Die Polarisierung und der ideologische Aufruhr in der polnischen Gesellschaft, die eben auch in den polnischen Medien zum Ausdruck kamen, können bei den Lesern in Westeuropa Verwunderung hervorrufen, sind dort die weltanschaulichen Teilungen doch seit vielen Generationen etabliert. In Polen hatte sich indessen aus dem antikommunistischen und aus der Solidarność-Bewegung erwachsenden ideellen Monolith der Zeit des Umbruchs und der Systemtransformation Ende der 1980er und Anfang der 1990er Jahre allmählich ein politischer Pluralismus entwickelt. Allerdings führte dieser Pluralismus allein noch nicht zu der gesellschaftlichen Polarisierung. Ein wichtiger Impuls für die Formierung einer bipolaren gesellschaftlichen und politischen Landschaft war die Regierungsphase von PiS, die ein politisches Projekt unter der Bezeichnung IV. Republik vorstellte. Es handelte sich um eine kohärente Vision eines konservativen und in vielerlei Hinsicht autarken Staates. Die Vision sollte eine Alternative zur linksliberalen oder nach Meinung der Konservativen sogar libertären III. Republik sein. Der Wendepunkt, der einen dramatischen Bruch und die Spaltung der polnischen Gesellschaft hervorrufen sollte, war die Flugzeugkatastrophe von Smolensk im April 2010. Bei diesem Unglück kamen 96 Personen ums Leben, die zu der Gruppe der 500 wichtigsten Personen im Staat gehörten, darunter Staatspräsident Lech Kaczyński, der Zwillingsbruder des Parteiführers von PiS, Jarosław Kaczyński.

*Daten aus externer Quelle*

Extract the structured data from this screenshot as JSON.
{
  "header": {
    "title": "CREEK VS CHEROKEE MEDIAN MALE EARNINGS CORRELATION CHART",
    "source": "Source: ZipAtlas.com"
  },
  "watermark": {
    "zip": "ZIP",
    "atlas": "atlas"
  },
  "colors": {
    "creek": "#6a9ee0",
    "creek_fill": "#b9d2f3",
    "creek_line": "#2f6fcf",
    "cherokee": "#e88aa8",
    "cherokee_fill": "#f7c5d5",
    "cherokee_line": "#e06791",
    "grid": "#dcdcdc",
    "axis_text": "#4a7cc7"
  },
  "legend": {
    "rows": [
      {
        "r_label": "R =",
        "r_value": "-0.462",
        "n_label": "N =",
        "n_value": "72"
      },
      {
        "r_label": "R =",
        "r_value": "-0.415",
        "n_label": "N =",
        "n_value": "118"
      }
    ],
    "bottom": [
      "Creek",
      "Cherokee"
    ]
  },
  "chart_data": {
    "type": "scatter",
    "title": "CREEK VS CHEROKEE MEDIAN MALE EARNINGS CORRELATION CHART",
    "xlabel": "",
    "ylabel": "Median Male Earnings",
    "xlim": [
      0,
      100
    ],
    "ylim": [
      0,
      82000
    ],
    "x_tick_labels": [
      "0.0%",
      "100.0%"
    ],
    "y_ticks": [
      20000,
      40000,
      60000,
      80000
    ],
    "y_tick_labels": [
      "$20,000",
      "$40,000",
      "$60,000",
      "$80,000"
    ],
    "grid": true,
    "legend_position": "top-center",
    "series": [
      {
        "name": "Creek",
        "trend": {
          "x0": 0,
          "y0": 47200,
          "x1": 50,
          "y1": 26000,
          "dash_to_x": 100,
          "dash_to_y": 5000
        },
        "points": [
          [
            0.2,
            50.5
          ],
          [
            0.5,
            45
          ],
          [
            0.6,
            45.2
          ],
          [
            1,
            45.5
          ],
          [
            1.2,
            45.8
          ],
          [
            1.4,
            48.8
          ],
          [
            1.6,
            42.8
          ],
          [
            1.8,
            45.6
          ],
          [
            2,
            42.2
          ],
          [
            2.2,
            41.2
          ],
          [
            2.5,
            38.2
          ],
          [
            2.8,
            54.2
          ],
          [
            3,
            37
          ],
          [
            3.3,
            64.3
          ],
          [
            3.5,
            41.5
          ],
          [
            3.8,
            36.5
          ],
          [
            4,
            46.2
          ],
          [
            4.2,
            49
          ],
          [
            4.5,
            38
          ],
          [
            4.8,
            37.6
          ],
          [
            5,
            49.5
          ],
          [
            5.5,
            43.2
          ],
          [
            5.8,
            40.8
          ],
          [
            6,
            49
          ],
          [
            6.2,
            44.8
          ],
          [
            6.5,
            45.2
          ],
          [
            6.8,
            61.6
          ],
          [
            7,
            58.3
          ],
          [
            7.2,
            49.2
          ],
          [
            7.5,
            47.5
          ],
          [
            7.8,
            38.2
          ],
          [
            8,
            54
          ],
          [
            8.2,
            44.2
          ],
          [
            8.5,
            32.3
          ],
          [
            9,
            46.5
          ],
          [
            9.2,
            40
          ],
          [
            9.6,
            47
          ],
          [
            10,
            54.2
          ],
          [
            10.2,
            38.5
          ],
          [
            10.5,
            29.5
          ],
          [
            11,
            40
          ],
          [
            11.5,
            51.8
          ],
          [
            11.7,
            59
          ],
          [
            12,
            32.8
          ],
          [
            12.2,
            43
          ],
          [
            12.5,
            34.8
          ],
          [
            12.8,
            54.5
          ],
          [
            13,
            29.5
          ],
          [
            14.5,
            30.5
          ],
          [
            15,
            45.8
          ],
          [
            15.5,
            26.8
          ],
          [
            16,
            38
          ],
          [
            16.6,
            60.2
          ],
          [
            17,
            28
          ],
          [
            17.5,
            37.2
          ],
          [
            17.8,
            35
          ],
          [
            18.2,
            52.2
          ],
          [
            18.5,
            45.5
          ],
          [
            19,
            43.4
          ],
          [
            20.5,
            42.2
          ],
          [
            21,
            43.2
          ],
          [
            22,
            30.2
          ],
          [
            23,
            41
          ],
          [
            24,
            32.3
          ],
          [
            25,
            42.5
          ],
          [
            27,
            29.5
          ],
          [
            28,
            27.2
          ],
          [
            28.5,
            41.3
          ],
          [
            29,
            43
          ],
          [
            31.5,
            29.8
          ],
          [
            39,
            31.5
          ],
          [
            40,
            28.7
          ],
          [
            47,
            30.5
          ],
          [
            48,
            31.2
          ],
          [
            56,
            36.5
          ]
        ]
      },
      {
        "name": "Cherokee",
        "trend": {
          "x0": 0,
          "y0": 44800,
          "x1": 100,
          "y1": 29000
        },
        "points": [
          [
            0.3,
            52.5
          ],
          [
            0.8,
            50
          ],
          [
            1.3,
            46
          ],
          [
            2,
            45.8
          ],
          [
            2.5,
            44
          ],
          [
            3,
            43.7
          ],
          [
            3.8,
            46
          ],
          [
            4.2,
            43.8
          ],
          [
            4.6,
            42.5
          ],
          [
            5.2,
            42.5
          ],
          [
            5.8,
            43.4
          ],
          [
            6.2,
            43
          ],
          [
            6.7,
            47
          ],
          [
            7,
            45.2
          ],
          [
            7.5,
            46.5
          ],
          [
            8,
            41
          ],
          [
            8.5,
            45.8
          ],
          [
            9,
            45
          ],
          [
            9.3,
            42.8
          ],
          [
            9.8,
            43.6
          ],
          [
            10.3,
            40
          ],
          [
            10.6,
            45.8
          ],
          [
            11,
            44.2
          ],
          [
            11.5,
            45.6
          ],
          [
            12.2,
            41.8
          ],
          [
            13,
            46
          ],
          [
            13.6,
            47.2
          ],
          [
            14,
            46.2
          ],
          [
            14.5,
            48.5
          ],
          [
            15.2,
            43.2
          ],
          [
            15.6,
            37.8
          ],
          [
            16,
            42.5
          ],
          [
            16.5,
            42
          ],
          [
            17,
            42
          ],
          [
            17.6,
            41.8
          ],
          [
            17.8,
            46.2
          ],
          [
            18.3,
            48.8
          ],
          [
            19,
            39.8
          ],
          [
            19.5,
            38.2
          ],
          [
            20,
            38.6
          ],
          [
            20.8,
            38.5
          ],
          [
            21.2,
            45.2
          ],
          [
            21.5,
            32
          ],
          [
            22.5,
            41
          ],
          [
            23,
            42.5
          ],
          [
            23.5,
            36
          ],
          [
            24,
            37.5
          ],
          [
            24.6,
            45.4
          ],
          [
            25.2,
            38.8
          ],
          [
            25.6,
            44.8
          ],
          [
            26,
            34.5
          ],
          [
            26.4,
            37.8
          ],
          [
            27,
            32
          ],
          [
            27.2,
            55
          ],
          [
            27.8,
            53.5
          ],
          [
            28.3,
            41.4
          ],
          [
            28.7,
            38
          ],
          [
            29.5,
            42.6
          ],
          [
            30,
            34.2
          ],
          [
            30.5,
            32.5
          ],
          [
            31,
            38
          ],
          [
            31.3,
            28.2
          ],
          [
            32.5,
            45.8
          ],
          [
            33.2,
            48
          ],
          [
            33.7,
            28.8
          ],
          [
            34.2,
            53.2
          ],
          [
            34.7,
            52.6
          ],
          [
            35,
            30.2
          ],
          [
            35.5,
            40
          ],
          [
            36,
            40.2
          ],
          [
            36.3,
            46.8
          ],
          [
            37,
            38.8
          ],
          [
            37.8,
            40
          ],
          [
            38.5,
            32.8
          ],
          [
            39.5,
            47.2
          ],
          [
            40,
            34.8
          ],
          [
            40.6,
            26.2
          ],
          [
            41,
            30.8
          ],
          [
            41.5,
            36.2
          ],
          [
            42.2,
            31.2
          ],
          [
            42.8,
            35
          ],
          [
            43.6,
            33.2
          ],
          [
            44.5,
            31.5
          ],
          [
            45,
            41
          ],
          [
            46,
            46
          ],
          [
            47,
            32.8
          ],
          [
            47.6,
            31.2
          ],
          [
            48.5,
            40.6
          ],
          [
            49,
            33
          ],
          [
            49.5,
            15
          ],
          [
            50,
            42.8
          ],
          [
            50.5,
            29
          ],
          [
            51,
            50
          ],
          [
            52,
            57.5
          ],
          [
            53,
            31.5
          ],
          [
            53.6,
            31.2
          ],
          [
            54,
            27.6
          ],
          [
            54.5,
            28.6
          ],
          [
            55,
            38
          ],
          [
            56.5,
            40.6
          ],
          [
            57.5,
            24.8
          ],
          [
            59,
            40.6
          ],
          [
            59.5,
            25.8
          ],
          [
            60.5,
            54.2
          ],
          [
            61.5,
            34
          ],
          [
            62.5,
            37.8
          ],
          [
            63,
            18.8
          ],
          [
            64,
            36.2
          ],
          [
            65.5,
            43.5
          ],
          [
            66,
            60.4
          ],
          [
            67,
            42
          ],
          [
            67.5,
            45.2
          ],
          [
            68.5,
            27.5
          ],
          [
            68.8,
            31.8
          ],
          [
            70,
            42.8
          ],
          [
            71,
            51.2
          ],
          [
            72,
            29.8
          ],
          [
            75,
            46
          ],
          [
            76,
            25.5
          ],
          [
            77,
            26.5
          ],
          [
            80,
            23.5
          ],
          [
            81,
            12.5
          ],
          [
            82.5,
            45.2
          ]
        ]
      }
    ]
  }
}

Extrem gegenläufige Interpretationen dieses Ereignisses, von einer einfachen, sich aufdrängenden Erklärung, es habe sich um einen Flugzeugunfall gehandelt, einerseits bis zu komplizierten Verschwörungs- und Anschlagstheorien auf den Staatspräsidenten andererseits sind die Koordinaten der bis heute bestehenden ideologischen Spaltung zwischen dem im weiten Sinne konservativen Lager, verkörpert von PiS, und dem liberalen Lager, das heißt der gegenwärtig regierenden Bürgerplattform (Platforma Obywatelska – PO).
Die Spaltung des Medienmarktes
Diese Spaltung spiegelt sich deutlich im Medienmarkt wider. Die Welt, die in den linksliberalen Medien dargestellt wird, ist eine ganz andere als die der konservativen Medien. Ein Symbol erstgenannter sind vor allem die Tageszeitung Gazeta Wyborcza und der Fernsehsender TVN. Die Medien der zweiten Strömung sind die Tageszeitungen Nasz Dziennik und Gazeta Polska, Radio Maryja und Telewizja Trwam. Die starke ideologische Polarisierung hat dazu geführt, dass alle Medien viel von ihrer Glaubwürdigkeit verloren haben. Im jüngsten Bericht des Rates für Medienethik (Rada Etyki Mediów), der den Zeitraum von Mai 2011 bis Dezember 2012 umfasst, wurde festgestellt, dass »die tiefen politischen Spaltungen, die Anerkennung nur der eigenen Wahrheiten und die Zuschreibung niederträchtiger Absichten demjenigen, den der Beschwerde Einlegende als Verfechter anderer, wie er findet, angeblicher, Wahrheiten in der Angelegenheit ›Smolensk‹, aber auch in vielen anderen Fragen ansieht, sich jetzt in deutlich schärferen Beschwerden widerspiegeln als im vorangegangenen Zeitraum«. Zahlreich sind die schriftlich oder telefonisch geäußerten Beschwerden über Journalisten, die die Verfasser der Beschwerden nur deshalb des Ethikmissbrauchs bezichtigen, weil sie andere Ansichten und Meinungen vertreten als sie selbst, ist im Bericht des Rates für Medienethik zu lesen.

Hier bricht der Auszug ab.